INSURANCE/MANAGED CARE


Many patients are enrolled in Managed Care Products. In order for us to obtain referrals and/or pre-authorizations for procedures, it is important that we have your current insurance information. Depending on individual policies, your procedure may not be a covered benefit. It is your responsibility to check for optimal coverage and policy limitations, and to obtain referrals as required by your insurance company. Please contact your insurance company with questions regarding your coverage.

 

ACCEPTED INSURANCE


  • Health Partners
  • Minnesota Medicaid
  • Wisconsin Medicaid
  • Humana
  • Blue Cross Blue Shield
  • Medica
  • Tricare
  • Multiplan

 

OUT-OF-NETWORK


During our initial months of business as Child Neurology Solutions, we are working with insurance companies to complete their credentialing process. Until that process is complete, some insurances will not accept claims from us. Therefore, if your insurance is one of those not yet complete, you will be responsible for filing your claim with your insurance. We will provide you with Medical Records and a completed HCFA form, as well a receipt for your payment.

 

MEDICARE


We are not currently participating in the Medicare program. You are responsible for our fee. We will provide you with an estimate of your financial responsibility for medical services.

We do, however, accept Minnesota Medicaid.

 

RESPONSIBILITY FOR PAYMENT


The guarantor of the account is responsible for payment of any co-payment, co-insurance, deductible or service not covered by your insurance, handling, collection or attorney fees. Co-pays are due at the time of visit. If you do not have insurance, you are responsible for payment of all services. Co-payments are due at the time of your service. Patient due balances noted on your monthly statement are due within 30 days of receipt. Charges for minor children will be billed to the parent with whom the child resides. We will bill appropriate insurance if all required information is provided. We will not bill or contact a non-custodial parent on behalf of the custodial parent.

 

DEPOSITS


New patients without insurance, or if insurance co-payment and coverage cannot be verified, are required to pay a deposit on or before the first date service. If insurance payment results in a credit balance, it will be refunded to your within 30 days.

 

COPAYS


Co-payment amounts are due on the day of your appointment and are to be paid when you check in. Payments can be made by cash, check, debit card or credit card.

 

PAYMENT OPTIONS


For your convenience, we accept VISA, MasterCard, American Express, Diners Club & Discover. Personal checks will only be accepted for insurance co-payments. Please make your check payable to Child Neurology Solutions, PLLC. There will be a charge for returned checks.

 

NON-PAYMENT


It is not our intention to cause undue hardship for our patients or their family, so please inform us of any financial situation that will make it difficult to pay your balance.

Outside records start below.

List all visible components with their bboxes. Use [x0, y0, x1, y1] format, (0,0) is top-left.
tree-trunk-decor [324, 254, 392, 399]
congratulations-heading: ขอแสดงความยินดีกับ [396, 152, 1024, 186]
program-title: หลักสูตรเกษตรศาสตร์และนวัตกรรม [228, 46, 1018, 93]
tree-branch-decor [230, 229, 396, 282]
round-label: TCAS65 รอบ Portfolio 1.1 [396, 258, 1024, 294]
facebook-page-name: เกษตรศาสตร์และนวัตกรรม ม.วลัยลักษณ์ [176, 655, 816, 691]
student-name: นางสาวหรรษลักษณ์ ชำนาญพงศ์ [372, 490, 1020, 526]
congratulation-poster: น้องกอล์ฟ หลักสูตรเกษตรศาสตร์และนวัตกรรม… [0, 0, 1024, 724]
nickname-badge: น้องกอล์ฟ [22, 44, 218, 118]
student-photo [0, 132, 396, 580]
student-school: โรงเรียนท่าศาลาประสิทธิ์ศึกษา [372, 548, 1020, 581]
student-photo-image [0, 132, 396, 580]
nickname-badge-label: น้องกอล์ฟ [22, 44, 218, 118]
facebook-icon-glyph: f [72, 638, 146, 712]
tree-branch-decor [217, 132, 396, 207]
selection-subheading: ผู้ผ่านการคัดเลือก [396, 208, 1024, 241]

Failure to pay will result in your account being referred to a collection agency, which may affect your credit. You must contact our business analyst to discuss payment arrangements (770) 745-1070. Non-sufficient fund checks will result in a $25 processing fee.

 

STATEMENTS



After your insurance company has processed your claim, you will receive a statement from us for the unpaid balance. Your payment is due within 30 days of the statement date. We understand that financial circumstances vary from patient to patient. If you are unable to pay your patient due balance in full, you must call our business office at (770) 745-1070 to make payment arrangements. We offer uninsured patients a 10% discount for payment of office visit by cash, check, or credit card received on the date of service. Accounts with a patient due balance outstanding over 90 days will be charge finance charges of 18%.